Following a 541-day stint without a government, Belgium increasingly found itself subject to speculation that it could follow Greece, Spain, Portugal and Italy, with debt yields rising to unsustainable levels, especially in light of a public debt load of around 100% of GDP. Though successive governments have reduced Belgian public debt from a high of around 140% in the early 1990s, investors will be watching the aftermath of the Belgian national elections closely. Though Belgium pulled though its government formation crisis without too much damage in 2011 and 2012, there’s no guarantee that global markets will have the same level of patience if it takes until the end of 2015 to form the next Belgian government.

Two options seem likely.

The easiest might be to continue Di Rupo’s broad, cross-language, cross-ideology government. This option depends on the Socialists winning a clear plurality bloc of French seats.
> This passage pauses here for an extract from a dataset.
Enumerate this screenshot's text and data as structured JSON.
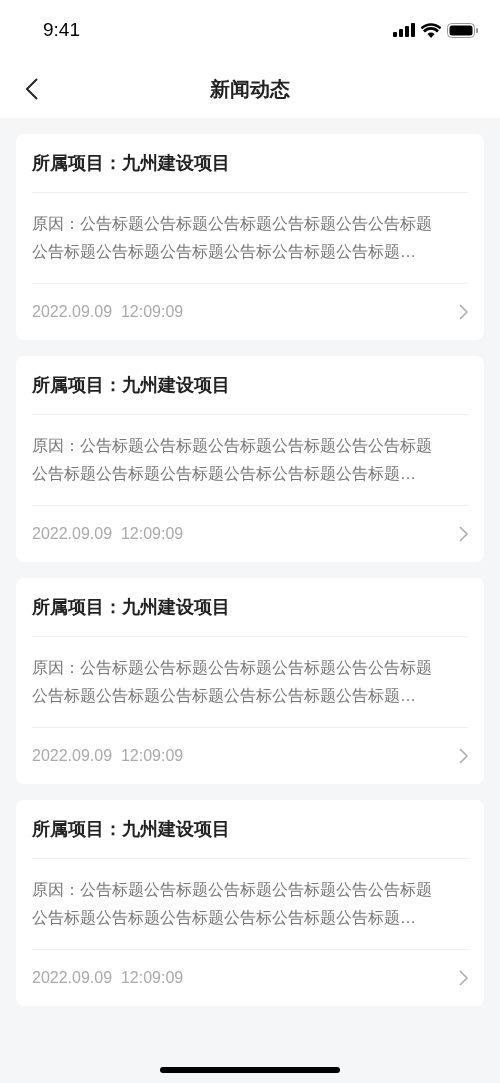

It also depends of Reynders, a longtime federalist who has preferred to prop up a Socialist-led federal government rather than allow the N-VA to join the federal government.

The other, more tantalizing option, is a ‘Flemish front’ government that could bring together the major center-left and center-right parties, including the N-VA, especially if the far-right Vlaams Belang has serious losses. This option essentially depends on Peeters and other leaders in the CD&V, which as the second-largest Flemish bloc, is almost certain to be the key partner in any major governing coalition.